Laura Marling — “The Needle and the Damage Done”
Using furniture models fashioned out of Plasticine clay and cardboard, the English singer-songwriter’s Neil Young cover is cleverly brought to life by artists Redman and Anne-Sophie Poirier. Although Miss Marling didn’t hire the crafty pair to do the job — she stumbled upon the clip while scouring the web — the folk songstress instantly fell for the stop-motion animated take, and publicized the abstract and slightly unsettling video on her website.
Dead Man’s Bones — “Dead Hearts”
There’s no lack of creativity in this Ryan Gosling- and Zach Shields-fronted troupe. The two have been running with a Halloween theme, and even recruited a children’s choir dressed in spooky attire to support them on stage. The band’s music videos are no exception. Artist Arthur Ganson’s steampunk sculpture Machine With Wishbone serves as the centerpiece of this haunting track from their debut LP. Slowly traveling through a handmade setting evocative of the Old West, the wishbone-led sculpture struggles to cross a spirit-harboring ghost town.
Bright Eyes — “Bowl of Oranges”
With the aide of two-dimensional fiber art puppets and scenery, this bittersweet Bright Eyes video portrays one girl’s unsuccessful fight for the boy she loves, who happens to planted, tree-like, in the ground. The whimsical cut was directed by Cat Solen (who also teamed-up with Conor Oberst and company for “At the Bottom of Everything”) and features whimsically constructed dolls and their real-life counterparts, amid intricately animated scenes.
Little Dragon — “Twice”
Illustrating a somber tale of love and loss through shadow puppetry, the members of this Swedish indie outfit not only provide the gorgeous piano-backed tune, but also serve as puppeteers for the Johannes Nyholm-directed video. Set in a dreary forest, the story follows a little girl as she gains the affection of a bizarre-looking bird, only to be lured away by an ill-intentioned dancing skeleton.
Monsters of Folk — “Dear God”
Artist and director Lauri Faggioni — whose whimsical soft-sculpture work can be seen in Michel Gondry’s surreal film The Science Of Sleep — created this dreamy video for the folk supergroup comprised of M. Ward, Mike Mogis, Jim James, and Conor Oberst.
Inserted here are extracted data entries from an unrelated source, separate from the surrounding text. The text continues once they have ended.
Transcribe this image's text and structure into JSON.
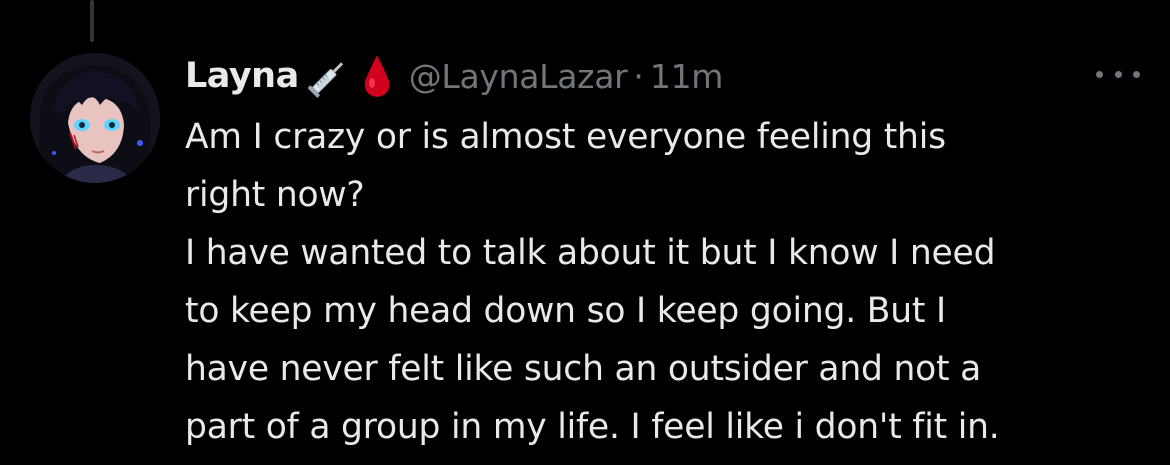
{
  "tweet": {
    "display_name": "Layna",
    "name_emojis": [
      "syringe-emoji",
      "blood-drop-emoji"
    ],
    "handle": "@LaynaLazar",
    "separator": "·",
    "time": "11m",
    "more_icon": "more-horizontal-icon",
    "lines": [
      "Am I crazy or is almost everyone feeling this",
      "right now?",
      "I have wanted to talk about it but I know I need",
      "to keep my head down so I keep going. But I",
      "have never felt like such an outsider and not a",
      "part of a group in my life. I feel like i don't fit in."
    ]
  },
  "colors": {
    "background": "#000000",
    "primary_text": "#e7e9ea",
    "secondary_text": "#71767b",
    "thread_line": "#333639",
    "blood_drop": "#d1001c"
  }
}
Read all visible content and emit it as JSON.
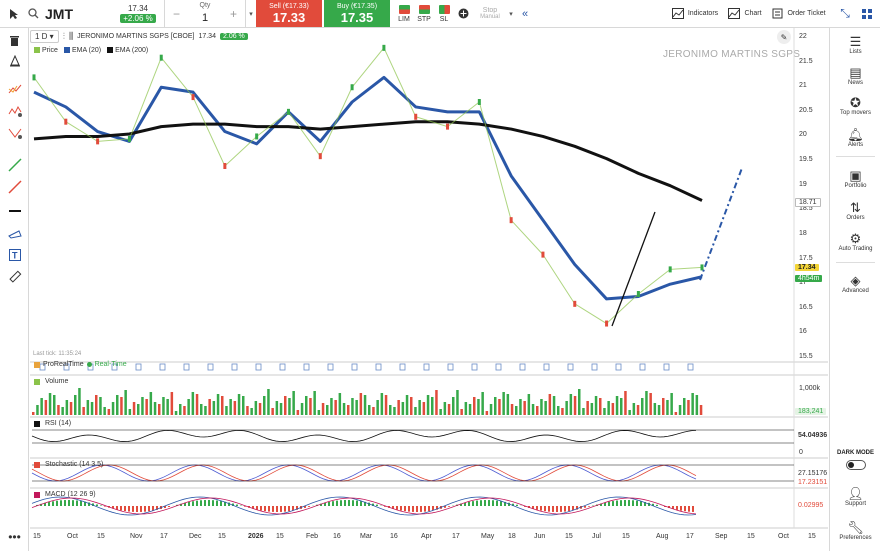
{
  "header": {
    "symbol": "JMT",
    "last_price": "17.34",
    "change_pct": "+2.06 %",
    "qty_label": "Qty",
    "qty_value": "1",
    "sell_label": "Sell (€17.33)",
    "sell_price": "17.33",
    "buy_label": "Buy (€17.35)",
    "buy_price": "17.35",
    "order_types": [
      "LIM",
      "STP",
      "SL"
    ],
    "stop_label": "Stop",
    "stop_sub": "Manual",
    "indicators_label": "Indicators",
    "chart_label": "Chart",
    "order_ticket_label": "Order Ticket"
  },
  "chart_header": {
    "timeframe": "1 D",
    "instrument": "JERONIMO MARTINS SGPS [CBOE]",
    "price": "17.34",
    "change": "2.06 %",
    "watermark": "JERONIMO MARTINS SGPS",
    "last_tick": "Last tick: 11:35:24",
    "prorealtime": "ProRealTime",
    "realtime": "Real-Time"
  },
  "legend": [
    {
      "label": "Price",
      "color": "#8bc34a"
    },
    {
      "label": "EMA (20)",
      "color": "#2a57a7"
    },
    {
      "label": "EMA (200)",
      "color": "#111111"
    }
  ],
  "price_axis": [
    "22",
    "21.5",
    "21",
    "20.5",
    "20",
    "19.5",
    "19",
    "18.5",
    "18",
    "17.5",
    "17",
    "16.5",
    "16",
    "15.5"
  ],
  "tags": {
    "level": "18.71",
    "price": "17.34",
    "countdown": "4h54m"
  },
  "panes": {
    "volume": {
      "title": "Volume",
      "axis": "1,000k",
      "value": "183,241"
    },
    "rsi": {
      "title": "RSI (14)",
      "value": "54.04936",
      "zero": "0"
    },
    "stochastic": {
      "title": "Stochastic (14 3 5)",
      "value1": "27.15176",
      "value2": "17.23151"
    },
    "macd": {
      "title": "MACD (12 26 9)",
      "value": "0.02995"
    }
  },
  "x_axis": [
    "15",
    "Oct",
    "15",
    "Nov",
    "17",
    "Dec",
    "15",
    "2026",
    "15",
    "Feb",
    "16",
    "Mar",
    "16",
    "Apr",
    "17",
    "May",
    "18",
    "Jun",
    "15",
    "Jul",
    "15",
    "Aug",
    "17",
    "Sep",
    "15",
    "Oct",
    "15"
  ],
  "sidebar": [
    {
      "label": "Lists",
      "icon": "list-icon"
    },
    {
      "label": "News",
      "icon": "news-icon"
    },
    {
      "label": "Top movers",
      "icon": "medal-icon"
    },
    {
      "label": "Alerts",
      "icon": "bell-icon"
    },
    {
      "label": "Portfolio",
      "icon": "portfolio-icon"
    },
    {
      "label": "Orders",
      "icon": "orders-icon"
    },
    {
      "label": "Auto Trading",
      "icon": "gears-icon"
    },
    {
      "label": "Advanced",
      "icon": "layers-icon"
    },
    {
      "label": "Support",
      "icon": "user-icon"
    },
    {
      "label": "Preferences",
      "icon": "wrench-icon"
    }
  ],
  "dark_mode_label": "DARK MODE",
  "colors": {
    "up": "#36a94a",
    "down": "#e14b3b",
    "ema20": "#2a57a7",
    "ema200": "#111111",
    "accent": "#2a57a7"
  },
  "chart_data": {
    "type": "line",
    "ylim": [
      15.5,
      22
    ],
    "x": [
      "15",
      "Oct",
      "15",
      "Nov",
      "17",
      "Dec",
      "15",
      "2026",
      "15",
      "Feb",
      "16",
      "Mar",
      "16",
      "Apr",
      "17",
      "May",
      "18",
      "Jun",
      "15",
      "Jul",
      "15",
      "Aug",
      "17",
      "Sep",
      "15",
      "Oct",
      "15"
    ],
    "series": [
      {
        "name": "EMA (20)",
        "values": [
          20.9,
          20.6,
          20.1,
          19.9,
          21.0,
          20.9,
          20.1,
          19.85,
          20.5,
          19.9,
          20.7,
          21.2,
          20.6,
          20.5,
          20.5,
          19.2,
          18.3,
          17.4,
          16.7,
          16.75,
          17.0,
          17.15
        ]
      },
      {
        "name": "EMA (200)",
        "values": [
          19.95,
          20.0,
          20.0,
          20.05,
          20.2,
          20.25,
          20.25,
          20.2,
          20.2,
          20.15,
          20.2,
          20.25,
          20.3,
          20.3,
          20.25,
          20.15,
          20.0,
          19.8,
          19.55,
          19.25,
          19.0,
          18.7
        ]
      },
      {
        "name": "Price",
        "values": [
          21.2,
          20.3,
          19.9,
          19.95,
          21.6,
          20.8,
          19.4,
          20.0,
          20.5,
          19.6,
          21.0,
          21.8,
          20.4,
          20.2,
          20.7,
          18.3,
          17.6,
          16.6,
          16.2,
          16.8,
          17.3,
          17.34
        ]
      }
    ]
  }
}
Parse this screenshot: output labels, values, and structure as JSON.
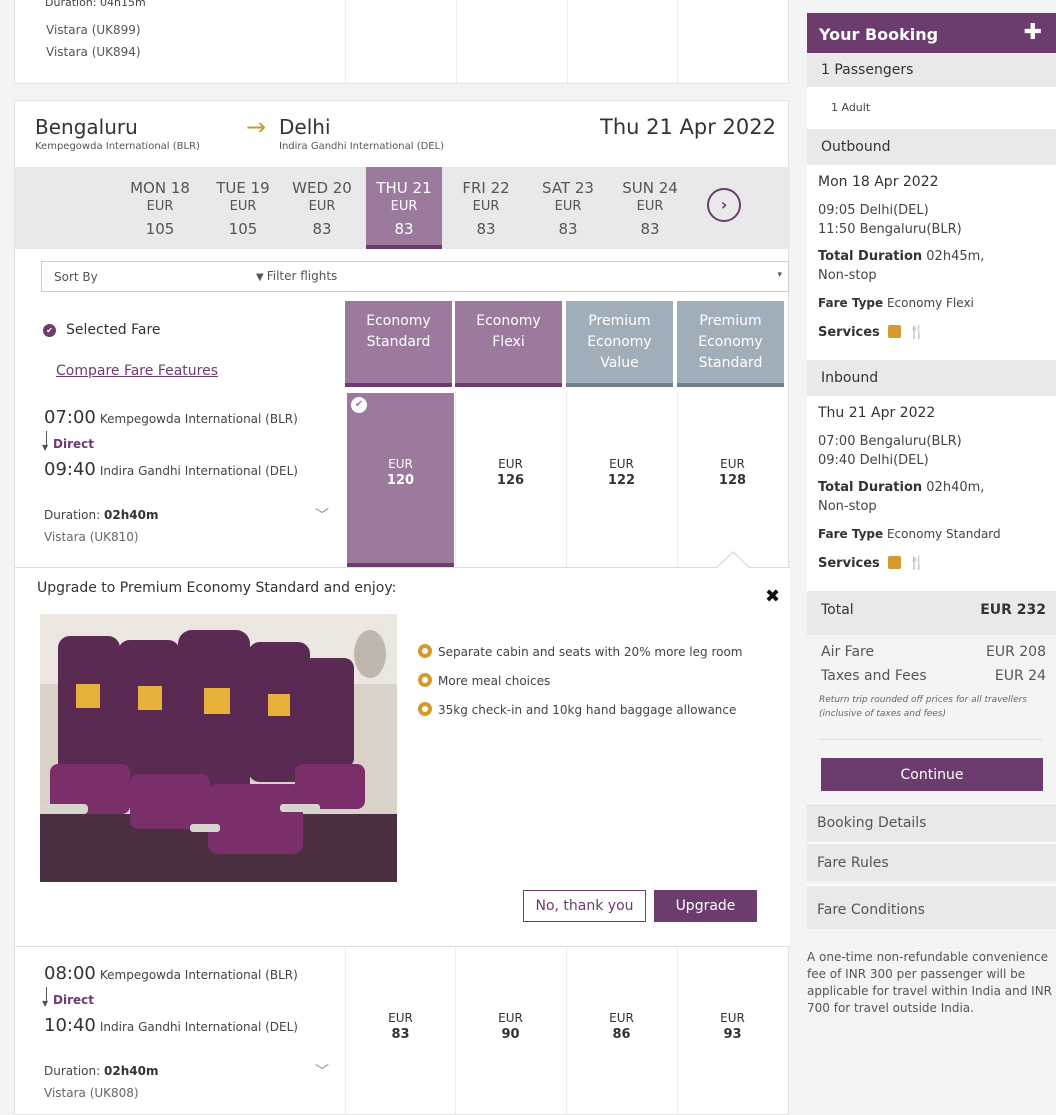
{
  "prev_flight": {
    "duration_cut": "Duration: 04h15m",
    "flight_1": "Vistara (UK899)",
    "flight_2": "Vistara (UK894)"
  },
  "route": {
    "from_city": "Bengaluru",
    "from_airport": "Kempegowda International (BLR)",
    "arrow": "→",
    "to_city": "Delhi",
    "to_airport": "Indira Gandhi International (DEL)",
    "date": "Thu 21 Apr 2022"
  },
  "dates": [
    {
      "day": "MON 18",
      "currency": "EUR",
      "value": "105"
    },
    {
      "day": "TUE 19",
      "currency": "EUR",
      "value": "105"
    },
    {
      "day": "WED 20",
      "currency": "EUR",
      "value": "83"
    },
    {
      "day": "THU 21",
      "currency": "EUR",
      "value": "83"
    },
    {
      "day": "FRI 22",
      "currency": "EUR",
      "value": "83"
    },
    {
      "day": "SAT 23",
      "currency": "EUR",
      "value": "83"
    },
    {
      "day": "SUN 24",
      "currency": "EUR",
      "value": "83"
    }
  ],
  "date_next_glyph": "›",
  "sort": {
    "label": "Sort By",
    "filter_label": "Filter flights",
    "filter_icon": "▼",
    "caret": "▾"
  },
  "fare_header": {
    "selected_fare": "Selected Fare",
    "selected_icon": "✔",
    "compare": "Compare Fare Features",
    "columns": [
      {
        "line1": "Economy",
        "line2": "Standard",
        "line3": ""
      },
      {
        "line1": "Economy",
        "line2": "Flexi",
        "line3": ""
      },
      {
        "line1": "Premium",
        "line2": "Economy",
        "line3": "Value"
      },
      {
        "line1": "Premium",
        "line2": "Economy",
        "line3": "Standard"
      }
    ]
  },
  "flights": [
    {
      "dep_time": "07:00",
      "dep_airport": "Kempegowda International (BLR)",
      "stops": "Direct",
      "arr_time": "09:40",
      "arr_airport": "Indira Gandhi International (DEL)",
      "duration_label": "Duration:",
      "duration": "02h40m",
      "flight_no": "Vistara (UK810)",
      "fares": [
        {
          "currency": "EUR",
          "price": "120"
        },
        {
          "currency": "EUR",
          "price": "126"
        },
        {
          "currency": "EUR",
          "price": "122"
        },
        {
          "currency": "EUR",
          "price": "128"
        }
      ]
    },
    {
      "dep_time": "08:00",
      "dep_airport": "Kempegowda International (BLR)",
      "stops": "Direct",
      "arr_time": "10:40",
      "arr_airport": "Indira Gandhi International (DEL)",
      "duration_label": "Duration:",
      "duration": "02h40m",
      "flight_no": "Vistara (UK808)",
      "fares": [
        {
          "currency": "EUR",
          "price": "83"
        },
        {
          "currency": "EUR",
          "price": "90"
        },
        {
          "currency": "EUR",
          "price": "86"
        },
        {
          "currency": "EUR",
          "price": "93"
        }
      ]
    }
  ],
  "upgrade": {
    "title": "Upgrade to Premium Economy Standard and enjoy:",
    "close": "✖",
    "benefits": [
      "Separate cabin and seats with 20% more leg room",
      "More meal choices",
      "35kg check-in and 10kg hand baggage allowance"
    ],
    "no_thanks": "No, thank you",
    "upgrade_btn": "Upgrade"
  },
  "booking": {
    "title": "Your Booking",
    "plus": "✚",
    "passengers_head": "1 Passengers",
    "passengers": "1 Adult",
    "outbound": {
      "head": "Outbound",
      "date": "Mon 18 Apr 2022",
      "dep": "09:05 Delhi(DEL)",
      "arr": "11:50 Bengaluru(BLR)",
      "duration_label": "Total Duration",
      "duration": "02h45m,",
      "stops": "Non-stop",
      "fare_label": "Fare Type",
      "fare": "Economy Flexi",
      "services": "Services"
    },
    "inbound": {
      "head": "Inbound",
      "date": "Thu 21 Apr 2022",
      "dep": "07:00 Bengaluru(BLR)",
      "arr": "09:40 Delhi(DEL)",
      "duration_label": "Total Duration",
      "duration": "02h40m,",
      "stops": "Non-stop",
      "fare_label": "Fare Type",
      "fare": "Economy Standard",
      "services": "Services"
    },
    "total_label": "Total",
    "total": "EUR 232",
    "air_fare_label": "Air Fare",
    "air_fare": "EUR 208",
    "taxes_label": "Taxes and Fees",
    "taxes": "EUR 24",
    "note_1": "Return trip rounded off prices for all travellers",
    "note_2": "(inclusive of taxes and fees)",
    "continue": "Continue",
    "links": [
      "Booking Details",
      "Fare Rules",
      "Fare Conditions"
    ],
    "fee_note": "A one-time non-refundable convenience fee of INR 300 per passenger will be applicable for travel within India and INR 700 for travel outside India.",
    "cutlery_glyph": "🍴"
  }
}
In the animated video, we are brought down a portal into a craft-powered universe loaded with paper flames and ocean waves, axes hammering away at intricate wire sculptures surrounding the sun, and fiber art trees that lead us into the spider web-like DNA of a boy.
Josh Ritter — “The Curse”
Comprised of lyrics that tell an adorable tale about a mummy who falls in love with his museum curator, Josh Ritter’s “The Curse” demanded a music video that would bring its unconventional story to life. Luckily, the poetic singer-songwriter’s drummer, Liam Hurley, had years of experience as a marionette puppeteer, and the two decided to collaborate on the video project. Hurley set up shop at the Yale Repertory Theater for three months and constructed the 16-inch puppets out of wood, foam, Sculpee, and umbrella struts before shooting the clip over three days in his Brooklyn apartment.
Sufjan Stevens — “Get Real, Get Right”
In keeping with the themes off his latest record, The Age Of Adz, Sufjan Stevens tips his hat to his source of inspiration — self-professed prophet and schizophrenic artist Royal Robertson — in the form of a music video. With Robertson’s original sci-fi illustrations as the focal point, pops of glitter and confetti explode throughout Stevens’ masterfully animated clip.